Aún encuentro encanto en hablar con desconocidos a través de internet. A V. lo conocí por contactos e intereses en común. Desde entonces nos escribimos a veces. Como V. siempre me fue presentado ante mi mirada de redes como militante de una extracción política determinada, aprovecho para consultar su opinión política sobre temas de mi trabajo.
Él siempre responde con amabilidad. V. tiene el don de la generosidad en sus relatos. A veces, curioso por el potencial imaginario que me provee charlar con él, consulto por otros datos de su vida cotidiana. Como un personaje en construcción, V. responde en el mismo tono. También hace preguntas y expresa opiniones. Algunas de esas opiniones tienen la forma de un mimo digital, como cuando me dijo "es que me cabe hablar con vos".
Hace unos días, cuando había sacado la edición de EMR de la obra poética de Francisco Gandolfo (se llama "Versos para despejar la mente", los cuales traje a mi mesa de luz en busca de que su título funcionara, sino como remedio, al menos como firme intención), comencé a leerle un poemario a través de Whatsapp. Mientras él cuida una obra en otra provincia, yo leo una parte de los "Poemas joviales" (1977), en que Gandolfo exalta los mensajes del universo:
las galaxias me envían
cartas de amor con un rulo
un pedazo de vestido
o el hilo de un tejido
que su cuerpo lució
las líneas temblorosas
de sus manos dicen
que retribuyen mi atención
esta correspondencia me excita
y la contesto con versos que exaltan
la amante energía de vivir
No sé cuántas poesías he mandado por internet desde que descubrí las redes. ¿Eso fue antes o después que comenzase a dar talleres? Si saco cuentas, hace más de diez años que me reúno con personas a leer poemas. Con el tiempo, las escenas y las formas cambiaron. Sin embargo, en el corazón de aquello que para mí es un taller siguen estando el poema y la búsqueda de darle un cuerpo (entregar un cuerpo) al poema a través de la voz. Dar un taller, como en la conversa de Whatsapp con V., es leer un poema en voz alta.
Ayer, al despertarme súbitamente (¿uno puede despertarse de otro modo?), envíe un mensaje a V. Le preguntaba si aún estaba en la obra y le leía un poema más. Después me fui a dar taller. Trabajamos con un solo poema durante toda la mañana. Cuando era chico a veces también hacíamos eso.
Cada vez que tengo más claro el objeto con que trato de adentro hacia afuera, dentro mío se genera el efecto inverso. Dado a otros, el poema deja en mí una sensación de vacío que ya no me agarra por sorpresa.

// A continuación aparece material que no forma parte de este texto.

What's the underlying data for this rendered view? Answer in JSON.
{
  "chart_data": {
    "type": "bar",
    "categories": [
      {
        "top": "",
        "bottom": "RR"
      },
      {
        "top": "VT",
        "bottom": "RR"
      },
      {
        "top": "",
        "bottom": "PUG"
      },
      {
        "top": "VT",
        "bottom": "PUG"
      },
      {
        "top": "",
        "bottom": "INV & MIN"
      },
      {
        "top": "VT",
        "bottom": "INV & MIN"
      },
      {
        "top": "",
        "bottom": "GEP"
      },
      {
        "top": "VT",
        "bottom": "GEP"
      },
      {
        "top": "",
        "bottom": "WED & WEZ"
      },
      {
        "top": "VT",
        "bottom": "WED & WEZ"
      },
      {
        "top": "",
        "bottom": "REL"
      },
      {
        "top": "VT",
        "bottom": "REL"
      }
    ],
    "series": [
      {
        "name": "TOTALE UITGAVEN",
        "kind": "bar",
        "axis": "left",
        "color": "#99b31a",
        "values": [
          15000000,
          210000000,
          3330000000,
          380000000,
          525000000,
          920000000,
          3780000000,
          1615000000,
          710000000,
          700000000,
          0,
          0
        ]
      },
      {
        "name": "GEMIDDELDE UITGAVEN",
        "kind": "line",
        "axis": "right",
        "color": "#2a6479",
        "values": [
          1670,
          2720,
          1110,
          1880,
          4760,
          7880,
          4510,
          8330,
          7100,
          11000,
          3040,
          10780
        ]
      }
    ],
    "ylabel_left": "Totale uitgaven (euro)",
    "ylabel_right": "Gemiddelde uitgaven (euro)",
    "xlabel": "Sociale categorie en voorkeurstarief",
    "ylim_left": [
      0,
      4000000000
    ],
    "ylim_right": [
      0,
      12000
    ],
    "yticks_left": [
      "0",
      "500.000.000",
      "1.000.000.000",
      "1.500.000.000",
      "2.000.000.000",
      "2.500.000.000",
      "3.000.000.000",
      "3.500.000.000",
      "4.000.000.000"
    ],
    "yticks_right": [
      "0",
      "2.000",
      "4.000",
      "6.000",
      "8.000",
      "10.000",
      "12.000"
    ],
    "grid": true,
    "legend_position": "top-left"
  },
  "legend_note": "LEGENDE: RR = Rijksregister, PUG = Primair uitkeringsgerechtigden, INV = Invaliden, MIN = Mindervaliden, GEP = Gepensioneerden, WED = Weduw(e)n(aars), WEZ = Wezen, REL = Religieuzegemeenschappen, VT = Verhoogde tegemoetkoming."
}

En la escena final, luego de terminar de leer me senté en la ventana mientras todas hacían chistes y distendían la tensión del momento previo. Una de ellas me miraba fijamente, sonriendo como yo en ese instante. Acababa de decirles que la angustia, la ansiedad y el entusiasmo de no saber qué hacer con el poema y las preguntas recibidas, eran -¡por suerte!- una sensación por la que yo no tenía que pasar. Es mi privilegio de tallerista.
Supongo que el cansancio respecto a la poesía que algunos días me visita tiene que ver con desarmar una identidad y un nombre donde ese sustantivo fue fundante. Pero también, con la imposibilidad que siento en este tiempo para sostener la cotidiana alegría que supone leer poemas a desconocidos como cartas de amor al universo. (¿Será que no encuentro, como Gandolfo, en las temblorosas líneas de su mano la correspondencia que me excite?)
Para saber si esta noche le toca de sereno, a V. le pregunto si hace obra hoy, como si se tratase de un actor. Algunas mañanas mamá me escribe preguntándome si hoy doy taller. ¿De qué hablaré en el futuro?